Méthodes d’enrichissement

Les méthodes d’enrichissement n’ont, quant à elles, pas vocation à la prise en compte de l’échelle micro au niveau du modèle de comportement mécanique, mais au niveau de la solution elle-même. L’objet de ces méthodes est d’enrichir la cinématique globale avec de l’information issue des calculs à l’échelle locale. On citera ici les méthodes d’enrichissement hiérarchique micro/macro, les méthodes basées sur la partition de l’unité et les méthodes multigrilles.

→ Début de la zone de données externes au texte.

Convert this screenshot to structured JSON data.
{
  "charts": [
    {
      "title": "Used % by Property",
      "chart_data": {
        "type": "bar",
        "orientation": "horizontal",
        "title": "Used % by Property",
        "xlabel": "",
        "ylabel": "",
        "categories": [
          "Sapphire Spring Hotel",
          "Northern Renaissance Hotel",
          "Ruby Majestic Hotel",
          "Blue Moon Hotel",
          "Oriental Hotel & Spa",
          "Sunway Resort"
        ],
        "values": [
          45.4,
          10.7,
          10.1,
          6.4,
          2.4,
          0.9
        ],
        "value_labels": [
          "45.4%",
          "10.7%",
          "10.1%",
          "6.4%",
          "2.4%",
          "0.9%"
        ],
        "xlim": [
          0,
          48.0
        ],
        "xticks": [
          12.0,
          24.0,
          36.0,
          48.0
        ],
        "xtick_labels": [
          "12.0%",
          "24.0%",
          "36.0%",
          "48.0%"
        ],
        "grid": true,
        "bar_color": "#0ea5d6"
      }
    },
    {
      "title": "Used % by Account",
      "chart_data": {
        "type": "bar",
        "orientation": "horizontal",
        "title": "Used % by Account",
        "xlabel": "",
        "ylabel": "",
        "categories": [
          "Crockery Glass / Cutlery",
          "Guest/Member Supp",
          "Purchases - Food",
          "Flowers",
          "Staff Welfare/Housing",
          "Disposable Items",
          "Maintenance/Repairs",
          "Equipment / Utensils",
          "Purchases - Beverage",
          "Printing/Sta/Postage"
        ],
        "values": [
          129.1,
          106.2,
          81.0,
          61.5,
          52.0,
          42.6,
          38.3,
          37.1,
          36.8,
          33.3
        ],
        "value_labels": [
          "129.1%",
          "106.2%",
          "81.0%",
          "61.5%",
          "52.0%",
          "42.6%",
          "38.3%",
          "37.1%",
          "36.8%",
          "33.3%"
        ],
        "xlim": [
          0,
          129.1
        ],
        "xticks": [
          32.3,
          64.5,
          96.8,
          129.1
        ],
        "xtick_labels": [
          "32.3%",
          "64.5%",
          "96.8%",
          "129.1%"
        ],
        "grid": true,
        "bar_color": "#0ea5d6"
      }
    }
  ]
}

Enrichissement multi-échelles micro/macro

Les méthodes d’enrichissement multi-échelles sont basées sur le principe des modèles micro/macro. L’objectif est de calculer la solution u comme une combinaison de la solution à l’échelle macro u M et de la solution à l’échelle micro u m, de sorte que u = u M + u m. Dans ce cas, la solution issue de l’échelle micro agit comme une correction sur la solution globale, tout en s’assurant de la continuité des quantités mécaniques à l’interface entre les échelles micro et macro [Ladevèze et al., 2001 ; Guidault et al., 2008]. Il existe une grande variété de méthodes d’enrichissement micro/macro. En effet, le modèle micro peut être résolu de manière entièrement analytique comme c’est la cas dans la Variational MultiScale Method [Hughes, 1995], ou encore en utilisant les éléments finis comme dans la Strong Coupling Method [Ibrahimbegović et Markovič, 2003]. Dans le premier cas, l’information issue de l’échelle micro sera condensée sur les interfaces au niveau macro, alors que, dans le second cas, c’est par le biais d’une procédure itérative que l’équilibre entre les échelles micro/macro sera atteint. Aussi, lors du traitement de modèles fortement hétérogènes, le domaine macro peut être entièrement recouvert de modèles micro, comme c’est le cas dans la Dirichlet Projection Method [Zohdi et al., 1996 ; Oden et al., 1999].

Méthodes multigrilles 

Les méthodes présentées précédemment sont capables de traiter des problèmes multi-échelles en agissant sur la correction d’une solution globale ou encore en enrichissant la base éléments finis dans laquelle celle-ci est calculée. Cependant, la nature multi-échelle d’un problème physique impacte également sa résolution lors de l’utilisation de certaines méthodes numériques itératives (e.g. les méthodes de type Krylov). En effet, les méthodes itératives ont la particularité de rapidement capter les modes à hautes fréquences de la solution recherchée, alors que les modes à basses fréquences demanderont plus d’itérations avant d’être correctement approchés (on parle de la propriété de lissage de tels solveurs). Pour pallier cela, l’idée des méthodes multigrilles [Briggs et al., 2000 ; Rannou et al., 2009 ; Passieux et al., 2011; Gerstenberger et Tuminaro, 2013] est alors d’alterner l’utilisation de grilles (maillages éléments finis imbriqués) de finesses différentes lors de la résolution itérative du problème (on parle de méthode multigrille géométrique). On prend ici l’exemple d’un problème mécanique discrétisé sous l’équation Ku = f.
— Le problème est tout d’abord résolu de manière approchée sur la grille la plus fine par l’algorithme itératif considéré afin de capter les modes à hautes fréquences de la solution uh ≈ K−1 hfh.
— Après une étape de projection (restriction), la solution uh est corrigée sur une grille plus grossière à partir de la donnée du résidu rh = fh−Khuh, de sorte que e2h ≈ K−1 2h rh.
— Selon la stratégie adoptée (V-cycle, W-cycle, …), le procédé peut-être réitéré sur une grille encore plus grossière (la résolution sur la grille la plus grossière est effectuée de manière directe). Sinon, la correction est reportée par prolongement sur la grille plus fine uh := uh + e2h.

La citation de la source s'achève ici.